Maybe if agencies took a nontraditional approach in talking to our clients about money, we'd find our daily work a little easier and much more successful. Here's a thought: Try talking to your clients about money like you talk to your kids about sex.
My own two children now are adults. I'd decided from the start that I would make these discussions as natural as talking to them about what kind of toast they wanted for breakfast. I embedded age-appropriate topics about sexuality into everyday conversation and used "teachable moments" to educate them in a healthy way. Whenever I got in over my head, I'd say "toast" to myself and find the ability to refocus.
The same holds true for clients. Establish from the start that money is part of every client/agency relationship, and financial conversations will become natural and productive instead of awkward and defensive.
Here are five things to keep in mind when talking to your clients about money:
1. Talk about it from the beginning
Just as the person who starts a negotiation has more leverage, the person who begins a conversation has the power to set the terms. Don’t wait until things grow uncomfortable to bring up the topic. Even if your client doesn't ask, be clear from the start about your financial expectations as an agency. This will help normalize the discussion of money.
What is the agency fee strategy? How transparent are you about utilization and deployment of resources? If you structure your compensation based on fixed fees for a specific scope, timing and set deliverables -- and deliver on the scope of work -- your client needn't get into the weeds on factors such as FTEs, blended rates and utilization.
2. Educate based on fact, not fiction
There's a lot of misinformation out there about how agencies are compensated, how transparent they are (or aren't) with their clients and what other agencies charge for seemingly similar services or results. It’s up to you to correct your client's impressions of what they hear in the school yard.
Send a crystal-clear message on how your agency's approach to business compares with others in the market. Compile relevant data and be prepared to support not only your pricing structure but also your rationale for rates, overhead and margins. Research such as 4A's industry-compensation surveys can be invaluable in these situations.
3. Be honest, but don't scare them away
Be open about your fees and what you think it will take to deliver on the relationship. Take time to educate yourself on agency compensation trends. If the price is too high, remain open to negotiate on some options that give them what they want -- at a price you both agree is fair and reasonable.
You may need to walk away if the negotiations don't work out, but not until you've provided them with some other ways they could get the work done. For example, you might be able to connect them with people you know and trust.

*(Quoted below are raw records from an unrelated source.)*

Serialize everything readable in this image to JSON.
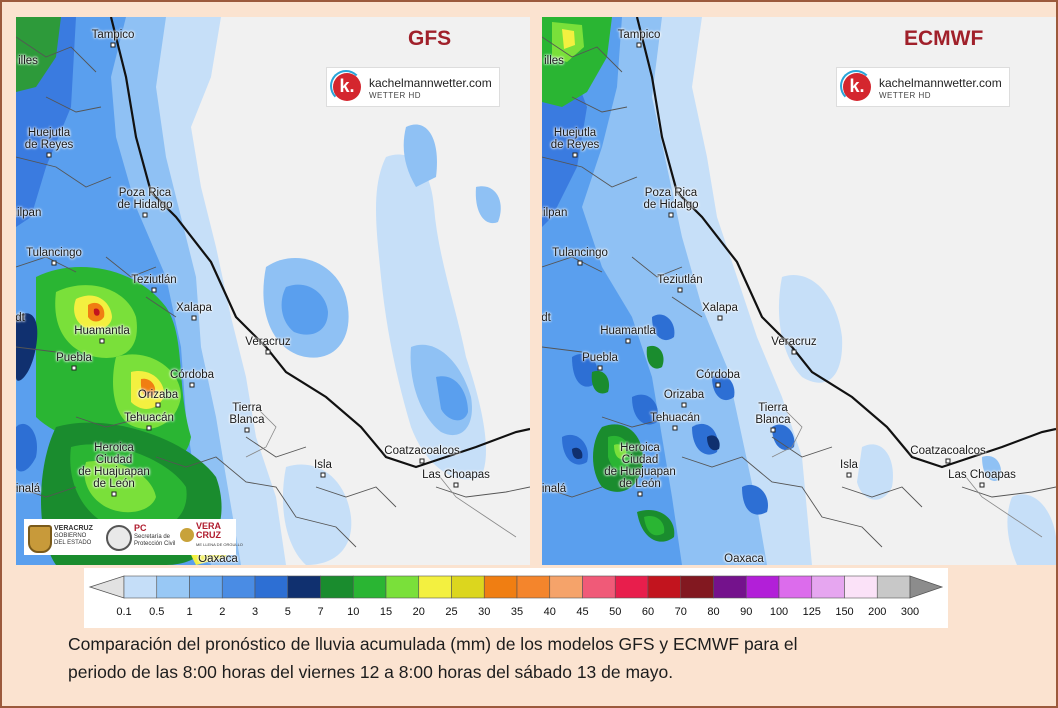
{
  "maps": [
    {
      "id": "gfs",
      "title": "GFS",
      "cities": [
        {
          "name": "Tampico"
        },
        {
          "name": "Huejutla\nde Reyes"
        },
        {
          "name": "Poza Rica\nde Hidalgo"
        },
        {
          "name": "uilpan"
        },
        {
          "name": "Tulancingo"
        },
        {
          "name": "Teziutlán"
        },
        {
          "name": "Xalapa"
        },
        {
          "name": "dt"
        },
        {
          "name": "Huamantla"
        },
        {
          "name": "Veracruz"
        },
        {
          "name": "Puebla"
        },
        {
          "name": "Córdoba"
        },
        {
          "name": "Orizaba"
        },
        {
          "name": "Tehuacán"
        },
        {
          "name": "Tierra\nBlanca"
        },
        {
          "name": "Heroica\nCiudad\nde Huajuapan\nde León"
        },
        {
          "name": "Coatzacoalcos"
        },
        {
          "name": "Isla"
        },
        {
          "name": "Las Choapas"
        },
        {
          "name": "inalá"
        },
        {
          "name": "Oaxaca"
        },
        {
          "name": "illes"
        }
      ]
    },
    {
      "id": "ecmwf",
      "title": "ECMWF",
      "cities": [
        {
          "name": "Tampico"
        },
        {
          "name": "Huejutla\nde Reyes"
        },
        {
          "name": "Poza Rica\nde Hidalgo"
        },
        {
          "name": "uilpan"
        },
        {
          "name": "Tulancingo"
        },
        {
          "name": "Teziutlán"
        },
        {
          "name": "Xalapa"
        },
        {
          "name": "dt"
        },
        {
          "name": "Huamantla"
        },
        {
          "name": "Veracruz"
        },
        {
          "name": "Puebla"
        },
        {
          "name": "Córdoba"
        },
        {
          "name": "Orizaba"
        },
        {
          "name": "Tehuacán"
        },
        {
          "name": "Tierra\nBlanca"
        },
        {
          "name": "Heroica\nCiudad\nde Huajuapan\nde León"
        },
        {
          "name": "Coatzacoalcos"
        },
        {
          "name": "Isla"
        },
        {
          "name": "Las Choapas"
        },
        {
          "name": "inalá"
        },
        {
          "name": "Oaxaca"
        },
        {
          "name": "illes"
        }
      ]
    }
  ],
  "watermark": {
    "name": "kachelmannwetter.com",
    "sub": "WETTER HD",
    "logo_letter": "k."
  },
  "gov_logos": {
    "veracruz": {
      "line1": "VERACRUZ",
      "line2": "GOBIERNO",
      "line3": "DEL ESTADO"
    },
    "pc": {
      "line1": "PC",
      "line2": "Secretaría de",
      "line3": "Protección Civil"
    },
    "vera": {
      "line1": "VERA",
      "line2": "CRUZ",
      "line3": "ME LLENA DE ORGULLO"
    }
  },
  "legend": {
    "ticks": [
      "0.1",
      "0.5",
      "1",
      "2",
      "3",
      "5",
      "7",
      "10",
      "15",
      "20",
      "25",
      "30",
      "35",
      "40",
      "45",
      "50",
      "60",
      "70",
      "80",
      "90",
      "100",
      "125",
      "150",
      "200",
      "300"
    ],
    "colors": [
      "#c5def8",
      "#98c8f5",
      "#6baaf0",
      "#4a8ce4",
      "#2d6fd4",
      "#10306f",
      "#1a8c2e",
      "#2ab533",
      "#7ae03a",
      "#f3f040",
      "#dcd61e",
      "#f07e12",
      "#f4852c",
      "#f5a36a",
      "#f05a78",
      "#e81e4c",
      "#c2141e",
      "#821820",
      "#74128c",
      "#b21fd8",
      "#dc6cec",
      "#e6a6f0",
      "#fbe2f8",
      "#c8c8c8"
    ],
    "start_color": "#e2e2e2",
    "end_color": "#8c8c8c"
  },
  "caption": {
    "line1": "Comparación del pronóstico de lluvia acumulada (mm) de los modelos GFS y ECMWF para el",
    "line2": "periodo de las 8:00 horas del  viernes 12 a 8:00 horas del sábado 13 de mayo."
  }
}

4. Bring in an expert for the tough questions
More clients are engaging procurement professionals to help lead agency negotiations. Consider arming your agency with an appropriate "agency-procurement" counterpart as well. It's crucial to deploy someone with stellar negotiating skills and a keen understanding of the major factors at play: client/agency finance, agency process and the services you offer to justify the fees you propose.
If the agency-procurement lead is involved from the start, he or she can become an invaluable part of the client relationship. This individual can act as an unbiased voice of reason for you to leverage during critical financial moments. With this person on hand, creatives and others can stay out of the financial talks and focus on what they do best. Don't underestimate the power of this "secret weapon."
5. Develop a relationship in which hard conversations come easily
For the most part, we are an industry of pleasers. And while we all hate to talk about uncomfortable things, client finance should not be on this list. Start every financial conversation with a plan. It will help you foster an understanding that this is a normal part of doing business, not just a taboo subject that comes up only when there's a problem.